What American kid doesn’t love pop tarts? But as an adult, it’s been years, maybe decades, since I’ve actually eaten one. In my neighborhood pastry shops lately, I’ve noticed them “popping” up all over the place…ugh, terrible pun, I know. But it got me thinking. What if we made them with grownup flavors? Fresh herbs, some tart balsamic vinegar, etc. So that’s just what I did! To be honest, I had to stop at the 3 fillings listed below because the possibilities are really quite endless. I fully encourage you to play around with it, have fun, and enjoy being a kid again!

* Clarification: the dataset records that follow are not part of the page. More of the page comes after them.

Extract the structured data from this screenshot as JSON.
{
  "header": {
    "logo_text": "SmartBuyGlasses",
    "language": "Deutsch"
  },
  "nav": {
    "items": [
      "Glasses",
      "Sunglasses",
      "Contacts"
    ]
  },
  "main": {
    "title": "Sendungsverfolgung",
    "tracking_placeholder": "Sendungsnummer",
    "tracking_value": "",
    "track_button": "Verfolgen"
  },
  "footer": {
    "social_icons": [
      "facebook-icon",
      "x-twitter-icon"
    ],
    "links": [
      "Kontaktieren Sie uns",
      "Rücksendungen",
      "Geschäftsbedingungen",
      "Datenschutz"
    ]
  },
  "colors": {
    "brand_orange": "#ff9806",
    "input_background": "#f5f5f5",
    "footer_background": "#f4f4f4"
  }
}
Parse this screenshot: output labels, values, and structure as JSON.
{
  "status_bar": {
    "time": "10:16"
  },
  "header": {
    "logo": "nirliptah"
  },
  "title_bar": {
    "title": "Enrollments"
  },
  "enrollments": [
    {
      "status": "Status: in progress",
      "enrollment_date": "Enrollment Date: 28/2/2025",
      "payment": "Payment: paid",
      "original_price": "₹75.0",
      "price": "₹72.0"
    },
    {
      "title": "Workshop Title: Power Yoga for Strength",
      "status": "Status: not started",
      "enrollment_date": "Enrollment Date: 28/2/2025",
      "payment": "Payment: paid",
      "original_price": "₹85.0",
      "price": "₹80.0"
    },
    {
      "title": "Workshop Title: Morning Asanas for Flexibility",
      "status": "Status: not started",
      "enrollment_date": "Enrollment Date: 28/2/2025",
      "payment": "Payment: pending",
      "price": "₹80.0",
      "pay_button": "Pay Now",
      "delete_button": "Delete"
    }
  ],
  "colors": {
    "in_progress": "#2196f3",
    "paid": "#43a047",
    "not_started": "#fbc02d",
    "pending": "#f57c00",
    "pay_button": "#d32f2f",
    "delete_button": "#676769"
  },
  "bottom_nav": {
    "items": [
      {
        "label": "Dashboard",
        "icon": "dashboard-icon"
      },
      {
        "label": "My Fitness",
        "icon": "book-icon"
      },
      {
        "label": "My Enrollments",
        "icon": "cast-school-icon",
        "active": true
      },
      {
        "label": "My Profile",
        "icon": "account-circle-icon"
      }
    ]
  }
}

Speaking of kids…drum roll…there is a major announcement in my world! You’ll just have to watch the video below to see what it is!

Pop Tarts 3

Recipe
Makes 6 pastries

Filling Options
1 filling recipe = 6 pastries

Strawberry Mint (with Balsamic Option)
1/3 cup strawberry preserves
3 mint leaves, finely chopped
1 Tbsp cornstarch
Balsamic Option: 1 1/2 tsp balsamic vinegar + 1 Tbsp cornstarch
Whisk all ingredients thoroughly and refrigerate until ready to use.

Blueberry Balsamic
1/3 cup blueberry preserves
1 1/2 tsp balsamic vinegar
1 Tbsp cornstarch
Whisk all ingredients thoroughly and refrigerate until ready to use.

Apricot Lemon
1/3 cup apricot preserves
2 tsp fresh lemon juice (recommended: Meyer lemon)
zest of 1/2 lemon
1 Tbsp cornstarch
Whisk all ingredients thoroughly and refrigerate until ready to use.

Crust
1 1/2 cup all purpose or whole wheat flour
1/2 cup cold butter or coconut oil, cut into small chunks
2 Tbsp powdered sugar
Glass of ice water
Pulse flour, butter or oil, and sugar in a food processor to form coarse crumbs. Add ice water 1 Tbsp at a time and continue to pulse until a ball of dough forms. Refrigerate if not using immediately.

Easy Icing
1/2 cup powdered sugar
Splash of almond or coconut milk
Whisk both ingredients together to form the thickness of icing that you prefer.

To Assemble
Flour a work surface and rolling pin, and roll out dough to a fairly thin texture without overworking. Cut 3×4 inch rectangles until all dough is used. Spoon filling into the middle of each rectangle, 1 Tbsp at a time, leaving a small border around each edge. Top each pastry with another rectangle. Seal each pastry with the tines of a fork, poke holes in the top to let air to escape, and brush with melted coconut oil or butter. Place in a 350 degree oven for 18-20 minutes or until golden brown. Allow to cool on a wire rack before drizzling with icing in the design of your choice.